Alla Federal Reserve, banca centrale statunitense, s’è aperto un dibattito circa l’ulteriore copertura da offrire ai titoli del debito pubblico, ma avendo alle spalle un’imponente aumento della liquidità, che ha sostenuto l’economia reale e mantenuto attiva la produzione. Bank of England continua a stampare moneta, mentre la possibilità di agire sul cambio tiene bassi i tassi d’interesse sul debito pubblico, pur trovandosi con debiti e deficit decisamente peggiori dei nostri. La Bce ha fatto cose opportune, trascinata da Draghi, ma più a parole che con i fatti, più con l’uso della tecnica per sfuggire alle debolezze istituzionali che in base a scelte politiche. Insomma, il principale problema europeo, che si riflette nella sfiducia manifestata dai protagonisti del nostro mercato, è di tipo istituzionale: la più ricca area economica del mondo è acefala.

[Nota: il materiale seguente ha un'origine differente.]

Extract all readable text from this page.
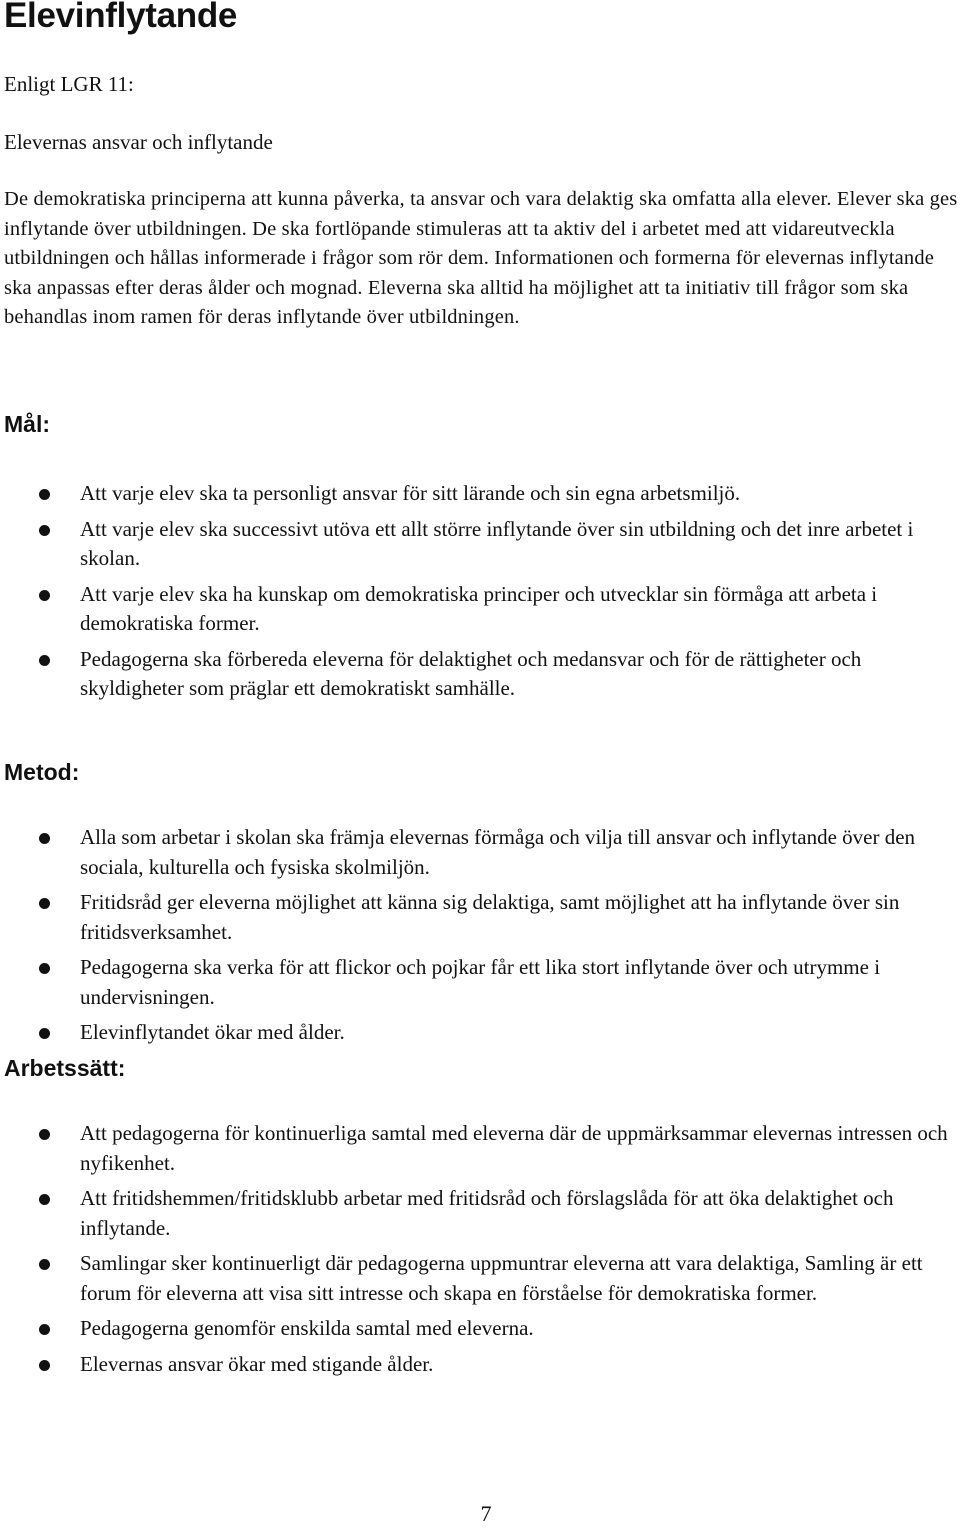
Elevinflytande

Enligt LGR 11:

Elevernas ansvar och inflytande

De demokratiska principerna att kunna påverka, ta ansvar och vara delaktig ska omfatta alla elever. Elever ska ges inflytande över utbildningen. De ska fortlöpande stimuleras att ta aktiv del i arbetet med att vidareutveckla utbildningen och hållas informerade i frågor som rör dem. Informationen och formerna för elevernas inflytande ska anpassas efter deras ålder och mognad. Eleverna ska alltid ha möjlighet att ta initiativ till frågor som ska behandlas inom ramen för deras inflytande över utbildningen.

Mål:
Att varje elev ska ta personligt ansvar för sitt lärande och sin egna arbetsmiljö.
Att varje elev ska successivt utöva ett allt större inflytande över sin utbildning och det inre arbetet i skolan.
Att varje elev ska ha kunskap om demokratiska principer och utvecklar sin förmåga att arbeta i demokratiska former.
Pedagogerna ska förbereda eleverna för delaktighet och medansvar och för de rättigheter och skyldigheter som präglar ett demokratiskt samhälle.
Metod:
Alla som arbetar i skolan ska främja elevernas förmåga och vilja till ansvar och inflytande över den sociala, kulturella och fysiska skolmiljön.
Fritidsråd ger eleverna möjlighet att känna sig delaktiga, samt möjlighet att ha inflytande över sin fritidsverksamhet.
Pedagogerna ska verka för att flickor och pojkar får ett lika stort inflytande över och utrymme i undervisningen.
Elevinflytandet ökar med ålder.
Arbetssätt:
Att pedagogerna för kontinuerliga samtal med eleverna där de uppmärksammar elevernas intressen och nyfikenhet.
Att fritidshemmen/fritidsklubb arbetar med fritidsråd och förslagslåda för att öka delaktighet och inflytande.
Samlingar sker kontinuerligt där pedagogerna uppmuntrar eleverna att vara delaktiga, Samling är ett forum för eleverna att visa sitt intresse och skapa en förståelse för demokratiska former.
Pedagogerna genomför enskilda samtal med eleverna.
Elevernas ansvar ökar med stigande ålder.

7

Alla mancanza di cervello s’è aggiunta, fin dall’estate del 2011, una nefanda convergenza fra tedeschi e francesi. Capiamoci: l’asse fra Francia e Germania è quello portante dell’Unione, ma quel che ha preso corpo nel corso della crisi è del tutto diverso: i tedeschi badano ai loro interessi e i francesi s’accodano perché senza quella copertura saltano in aria, con le loro banche che fanno da detonatore. Contro questo inaccettabile connubio, d’impronta brutalmente antieuropea, gli europeisti si sarebbero dovuti battere. Perché è quella la strada che fa saltare l’euro, mentre l’Unione non sopravviverebbe. Invece c’è toccato subire mesi di lezioncine impartite da chi neanche è in grado di capire la posta in gioco.

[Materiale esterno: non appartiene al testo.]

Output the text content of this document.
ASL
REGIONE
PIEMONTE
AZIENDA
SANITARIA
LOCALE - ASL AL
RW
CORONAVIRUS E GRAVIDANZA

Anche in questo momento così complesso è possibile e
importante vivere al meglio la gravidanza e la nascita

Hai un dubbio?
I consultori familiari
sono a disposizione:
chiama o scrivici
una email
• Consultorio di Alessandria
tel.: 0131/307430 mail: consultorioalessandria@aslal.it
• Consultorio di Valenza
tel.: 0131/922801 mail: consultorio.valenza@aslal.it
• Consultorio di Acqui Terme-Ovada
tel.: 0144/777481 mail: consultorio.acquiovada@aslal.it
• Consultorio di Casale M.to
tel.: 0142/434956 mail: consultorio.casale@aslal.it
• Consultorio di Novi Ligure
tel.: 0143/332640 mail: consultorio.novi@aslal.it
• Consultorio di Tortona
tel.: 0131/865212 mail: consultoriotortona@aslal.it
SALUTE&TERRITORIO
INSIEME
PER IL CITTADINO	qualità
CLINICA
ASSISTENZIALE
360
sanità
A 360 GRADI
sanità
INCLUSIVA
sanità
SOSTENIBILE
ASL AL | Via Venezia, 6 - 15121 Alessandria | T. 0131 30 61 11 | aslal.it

Ora votiamo. Togliamoci il dente. Ma la mattina dovrà esserci consapevolezza che gli interessi nazionali sono indisponibili e comuni, talché il restaurarsi della collegialità europea e la federalizzazione del problema legato al debito (naturalmente senza nulla omettere contro le politiche di spesa inutile e suicida) devono essere considerate scelte condivise. Oppure ci declassiamo a protettorato di una classe politica tedesca che non solo non eleggiamo, ma sta anche sbagliando tutto, come gli indici di ieri, l’andamento delle borse e il perdurante divaricarsi degli spread segnalano.